Heart Bypass Surgery
Heart Bypass Surgery is also known as Coronary Artery Bypass Graft (CABG). Coronary bypass surgery or Heart Bypass Surgery reroutes blood around a portion of a coronary artery that is completely or partially clogged. A healthy blood vessel is taken from the leg, arm, or chest and connected below and above the blocked arteries in the heart during the procedure. Heart bypass surgery helps in reducing the risk of heart attack and other problems. Once you recover, you will feel better and can return to normal life activities.
What is Heart Bypass Surgery?
Heart Bypass Surgery or Coronary artery bypass graft (CABG) surgery is a procedure that improves blood supply to the heart. A surgeon uses blood vessels taken from another area of your body to bypass damaged arteries. This surgery is done when the coronary arteries become blocked or damaged. Your heart receives oxygenated blood through these vessels. If these arteries are blocked or blood flow is restricted, the heart does not work properly. This can lead to heart failure.
Types of Heart Bypass Surgery
Heart bypass surgery is typically open heart surgery, which means that the surgeon opens the chest to reach the heart. The surgeon can then perform "pump" or "off-pump" surgery.
- Pump surgery involves the use of a heart-lung machine that circulates blood and breathes through the body. Doctors may use the mechanism to interrupt the heart, making the surgery simpler.
- Off-pump surgery, also known as "beating heart surgery," is performed without the use of a heart-lung machine while the heart is still beating.
Sometimes a surgeon can perform heart bypass surgery without opening the chest.
Purpose of Heart Bypass Surgery
Bypass surgery treats the symptoms of coronary artery disease. If you have either of the following conditions, your doctor may recommend you for cardiac bypass surgery:
- If you have severe chest pain because several of the arteries that supply blood to the heart are blocked.
- If there is a blockage in the left main coronary artery that gives the left ventricle most of its blood.
- If you have had other procedures and they have not worked or your artery has narrowed again.
- If coronary artery disease is the cause of a heart attack it can form a blood clot and prevent the flow of blood. Bypass surgery can significantly improve your health.
Heart Bypass Surgery Procedure
Before surgery, you will receive IV medications, fluids, and anesthesia. When the anesthesia starts getting into effect, you may fall asleep.
The First Step
Your surgeon begins by making an incision in the middle of the chest. The rib cage is then detached to expose the heart. Minimally invasive surgery, which uses smaller incisions, special miniaturized equipment, and robotic procedures, may be an option for your surgeon.
Connection to Heart-Lung Machine
You may be connected to a heart-lung bypass machine that circulates oxygenated blood through your body while your surgeon operates on your heart. Some procedures are done "off the pump," which means you don't need to be hooked up to a heart-lung machine.
Your surgeon then removes a healthy blood vessel from your leg to bypass the blocked or damaged part of your artery. The graft is connected with one end above the blockage and the other below.
The Final Steps
When your surgeon has finished, the function of the shunt will be checked. Once the shunt is working, you will be stitched, bandaged, and taken to the intensive care unit (ICU) for monitoring.
Recovery Time After a Heart Bypass Surgery
After you wake up, a health care expert will assist you to breathe by inserting a tube down your throat. On average, a person will stay in the hospital for about a week after surgery. It is normal to experience pain and night sweats, and there is likely some fluid in the lungs, so people may expect little cough. People usually start eating and moving soon after the doctor has removed the breathing tube. Common post-surgery medications include platelet inhibitors, which help prevent blood clots
Complications of Heart Bypass Surgery
Risk of bleeding at the attached graft site and other sources. About 30 percent of patients will need blood transfusions after surgery. In rare cases, the bleeding will be severe enough to require additional surgery.

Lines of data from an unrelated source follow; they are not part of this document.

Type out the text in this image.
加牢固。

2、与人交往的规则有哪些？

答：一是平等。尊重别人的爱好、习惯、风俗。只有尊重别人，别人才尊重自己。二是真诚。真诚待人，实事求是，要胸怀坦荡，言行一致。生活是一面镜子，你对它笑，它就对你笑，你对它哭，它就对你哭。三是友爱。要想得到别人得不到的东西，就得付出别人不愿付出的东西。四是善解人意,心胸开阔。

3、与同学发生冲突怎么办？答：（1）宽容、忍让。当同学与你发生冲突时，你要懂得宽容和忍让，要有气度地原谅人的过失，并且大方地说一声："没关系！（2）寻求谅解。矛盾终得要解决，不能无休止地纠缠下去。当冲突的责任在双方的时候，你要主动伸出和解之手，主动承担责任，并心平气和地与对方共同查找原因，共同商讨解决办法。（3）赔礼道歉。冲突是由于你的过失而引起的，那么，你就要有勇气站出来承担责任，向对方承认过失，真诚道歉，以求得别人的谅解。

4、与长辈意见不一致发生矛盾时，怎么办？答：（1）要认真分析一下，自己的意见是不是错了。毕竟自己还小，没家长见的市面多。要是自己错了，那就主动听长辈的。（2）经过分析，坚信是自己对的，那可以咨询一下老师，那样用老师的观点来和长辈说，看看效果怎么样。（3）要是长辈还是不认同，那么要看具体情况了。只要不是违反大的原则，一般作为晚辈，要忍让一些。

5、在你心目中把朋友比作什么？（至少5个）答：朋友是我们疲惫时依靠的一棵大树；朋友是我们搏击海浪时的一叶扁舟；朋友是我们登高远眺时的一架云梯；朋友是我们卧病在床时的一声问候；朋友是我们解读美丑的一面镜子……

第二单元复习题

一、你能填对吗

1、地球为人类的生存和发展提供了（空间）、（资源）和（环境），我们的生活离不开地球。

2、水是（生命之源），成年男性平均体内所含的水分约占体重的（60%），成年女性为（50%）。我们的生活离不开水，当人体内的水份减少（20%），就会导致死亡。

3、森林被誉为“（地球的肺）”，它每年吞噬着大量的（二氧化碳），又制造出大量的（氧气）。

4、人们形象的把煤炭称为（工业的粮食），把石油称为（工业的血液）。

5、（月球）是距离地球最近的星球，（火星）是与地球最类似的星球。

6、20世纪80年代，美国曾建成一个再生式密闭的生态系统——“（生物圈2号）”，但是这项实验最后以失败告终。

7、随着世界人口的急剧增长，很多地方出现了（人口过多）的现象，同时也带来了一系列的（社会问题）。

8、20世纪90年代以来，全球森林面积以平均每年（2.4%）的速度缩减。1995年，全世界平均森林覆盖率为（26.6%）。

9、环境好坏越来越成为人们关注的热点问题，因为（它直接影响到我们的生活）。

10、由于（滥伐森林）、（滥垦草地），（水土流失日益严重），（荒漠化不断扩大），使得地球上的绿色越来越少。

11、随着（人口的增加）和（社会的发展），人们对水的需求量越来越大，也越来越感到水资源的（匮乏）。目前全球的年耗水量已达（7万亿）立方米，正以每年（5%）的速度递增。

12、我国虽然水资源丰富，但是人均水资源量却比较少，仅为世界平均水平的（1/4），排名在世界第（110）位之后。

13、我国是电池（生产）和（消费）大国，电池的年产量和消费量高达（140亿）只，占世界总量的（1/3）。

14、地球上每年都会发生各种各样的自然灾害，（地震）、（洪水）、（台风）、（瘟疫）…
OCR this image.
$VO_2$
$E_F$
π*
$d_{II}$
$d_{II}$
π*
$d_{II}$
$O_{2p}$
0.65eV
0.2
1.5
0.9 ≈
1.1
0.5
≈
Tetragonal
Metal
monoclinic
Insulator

Atrial fibrillation (a condition in which the upper chambers of the heart tremble instead of beating properly) is a common complication of coronary bypass surgery and can contribute to blood clots in the heart that can travel to other body parts. Other forms of heart rhythm problems are also possible.
Blood clots can cause heart attack, stroke, or lung complications if they develop.
The incision site can become infected. This is a rare complication that affects about 1% of people who have had a coronary bypass.
Coronary bypass surgery can damage the functioning of a patient's kidneys, although it is usually temporary.
The best option for repairing blocked arteries for hundreds of patients each year is cardiac bypass surgery. Heart bypass surgery is safe and effective and can help people regain the quality of life they experienced before developing the heart condition.